Time for change

“This is not pedophilia, but plain terrorism,” Yisrael Beytenu chairman Avigdor Liberman said, arguing in favor of sentencing terrorists in such cases to death.

Illustrative photo of handcuffs (photo credit: ING IMAGE/ASAP)
Illustrative photo of handcuffs
(photo credit: ING IMAGE/ASAP)
Israelis are pretty good at thinking that as long as there’s no immediate security crisis – a terrorist attack, a bombardment of rockets from Hamas, saber-rattling from Iran or Hezbollah threats – things are pretty good.
Sure, we don’t have a political solution for the Israeli-Palestinian conflict, but everyone seems to have reconciled themselves to the stalemate and status quo in the West Bank. Then something like the Mahmoud Katusa case comes along and shatters any illusions that the situation is tenable. 
The case brought out some of the worst of Israeli society, highlighting the separate legal processes for Palestinians and Israelis. It also displayed how some of our political leaders resort to forms of fear-mongering to pander to their constituencies.
Katusa, a Palestinian from a village near Modi’in Illit in the West Bank who worked as a manager in a janitorial business in a settlement, was released Tuesday after an indictment against him for the rape of a seven-year-old child from the settlement was dropped. He had been in police custody for nearly two months.
IDF Military Advocate-General Maj.-Gen. Sharon Afek withdrew the indictment following numerous failings of the police investigation that led to his arrest. It also became clear early on that the family and ultra-Orthodox community to which the child belonged had delayed the investigation in key ways that may have prevented collecting important pieces of evidence.
When news of the indictment was published earlier this month, it shocked the country. But politicians who previously never commented on rape cases suddenly couldn’t wait to exploit the pain of the girl and her family by turning the case into a Palestinian vs. Israeli issue.
“This is not pedophilia, but plain terrorism,” Yisrael Beytenu chairman Avigdor Liberman said, arguing in favor of sentencing terrorists in such cases to death.
Transportation Minister Bezalel Smotrich concurred, saying, “If only we could impose the death penalty on this vile person. Nothing less. A monster like this doesn’t deserve to breathe air in our world.”
If a Jewish custodian had been accused of the rape, would Liberman, Smotrich or Prime Minister Benjamin Netanyahu – who also released a statement after the indictment – have made such bold proclamations? We know the answer.
Their tactics, like Netanyahu’s trademark ploy of pitting Left against Right and Arab against Jew, is to foment distrust and hate – a conquer-by-dividing approach that plays on the fears of the populace.

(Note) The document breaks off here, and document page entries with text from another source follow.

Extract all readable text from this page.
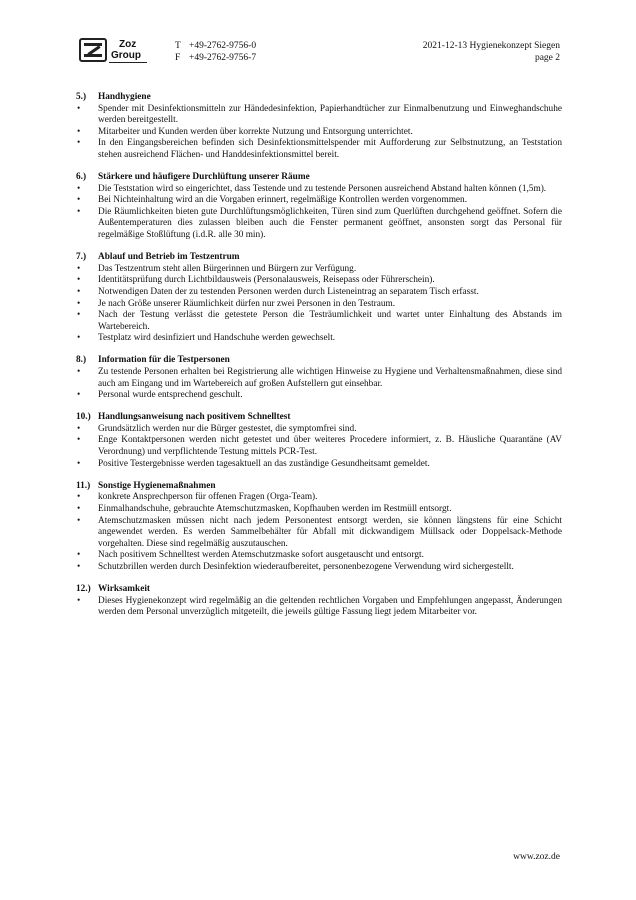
Zoz
Group
T +49-2762-9756-0
F +49-2762-9756-7
2021-12-13 Hygienekonzept Siegen
page 2
5.)	Handhygiene
• Spender mit Desinfektionsmitteln zur Händedesinfektion, Papierhandtücher zur Einmalbenutzung und Einweghandschuhe werden bereitgestellt.
• Mitarbeiter und Kunden werden über korrekte Nutzung und Entsorgung unterrichtet.
• In den Eingangsbereichen befinden sich Desinfektionsmittelspender mit Aufforderung zur Selbstnutzung, an Teststation stehen ausreichend Flächen- und Handdesinfektionsmittel bereit.
6.)	Stärkere und häufigere Durchlüftung unserer Räume
• Die Teststation wird so eingerichtet, dass Testende und zu testende Personen ausreichend Abstand halten können (1,5m).
• Bei Nichteinhaltung wird an die Vorgaben erinnert, regelmäßige Kontrollen werden vorgenommen.
• Die Räumlichkeiten bieten gute Durchlüftungsmöglichkeiten, Türen sind zum Querlüften durchgehend geöffnet. Sofern die Außentemperaturen dies zulassen bleiben auch die Fenster permanent geöffnet, ansonsten sorgt das Personal für regelmäßige Stoßlüftung (i.d.R. alle 30 min).
7.)	Ablauf und Betrieb im Testzentrum
• Das Testzentrum steht allen Bürgerinnen und Bürgern zur Verfügung.
• Identitätsprüfung durch Lichtbildausweis (Personalausweis, Reisepass oder Führerschein).
• Notwendigen Daten der zu testenden Personen werden durch Listeneintrag an separatem Tisch erfasst.
• Je nach Größe unserer Räumlichkeit dürfen nur zwei Personen in den Testraum.
• Nach der Testung verlässt die getestete Person die Testräumlichkeit und wartet unter Einhaltung des Abstands im Wartebereich.
• Testplatz wird desinfiziert und Handschuhe werden gewechselt.
8.)	Information für die Testpersonen
• Zu testende Personen erhalten bei Registrierung alle wichtigen Hinweise zu Hygiene und Verhaltensmaßnahmen, diese sind auch am Eingang und im Wartebereich auf großen Aufstellern gut einsehbar.
• Personal wurde entsprechend geschult.
10.) Handlungsanweisung nach positivem Schnelltest
• Grundsätzlich werden nur die Bürger gestestet, die symptomfrei sind.
• Enge Kontaktpersonen werden nicht getestet und über weiteres Procedere informiert, z. B. Häusliche Quarantäne (AV Verordnung) und verpflichtende Testung mittels PCR-Test.
• Positive Testergebnisse werden tagesaktuell an das zuständige Gesundheitsamt gemeldet.
11.) Sonstige Hygienemaßnahmen
• konkrete Ansprechperson für offenen Fragen (Orga-Team).
• Einmalhandschuhe, gebrauchte Atemschutzmasken, Kopfhauben werden im Restmüll entsorgt.
• Atemschutzmasken müssen nicht nach jedem Personentest entsorgt werden, sie können längstens für eine Schicht angewendet werden. Es werden Sammelbehälter für Abfall mit dickwandigem Müllsack oder Doppelsack-Methode vorgehalten. Diese sind regelmäßig auszutauschen.
• Nach positivem Schnelltest werden Atemschutzmaske sofort ausgetauscht und entsorgt.
• Schutzbrillen werden durch Desinfektion wiederaufbereitet, personenbezogene Verwendung wird sichergestellt.
12.) Wirksamkeit
• Dieses Hygienekonzept wird regelmäßig an die geltenden rechtlichen Vorgaben und Empfehlungen angepasst, Änderungen werden dem Personal unverzüglich mitgeteilt, die jeweils gültige Fassung liegt jedem Mitarbeiter vor.
www.zoz.de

The Katusa case put the spotlight on another glaring blemish on the status quo structure of Israel’s rule of Palestinians in the West Bank.
Israelis – whether they be Jews or Muslims – are tried for crimes in civilian courts. Palestinians are tried in the Israeli military’s West Bank Courts. As The Jerusalem Post’s legal correspondent Yonah Jeremy Bob pointed out, Israelis and Palestinians are judged in different court systems, and those systems have massively different approaches to keeping suspects in custody pending trial.
Most crimes, besides theft and some light border-violation offenses, lead IDF West Bank Courts to decide to keep Palestinians in police custody until trial.
The courts explain this anomaly by accepting the IDF’s argument that it is far more difficult – and sometimes impossible – to arrest Palestinians in the West Bank, compared with the relative ease of arresting defendants on the Israeli side the Green Line.
Everyone agrees that this separate system of justice is bad. Some people, like settlement leader David Ha’ivri, told the Post that the solution is for Israel to take full responsibility and sovereignty in Judea and Samaria, and establish one governing body for Israelis and Palestinians.
However, that would only deepen the Israeli rule over millions of non-Israelis. Another solution would be to explore every possibility – whether it be the Bahrain economic workshop, or direct contacts and negotiations between Israeli and Palestinian leaders – to reach a political solution that would afford the Palestinians the right to self-determination, the stated policy of all Israeli governments, including Netanyahu’s, since the 1990s.
We do not know if Katusa is innocent and if the police still consider him a suspect. But he is innocent until proven guilty, and the handling of this case by the police is an example of the sometimes toxic results when politics, race and class get mixed together. For the sake of Israel and future Katusas, the country needs to do better.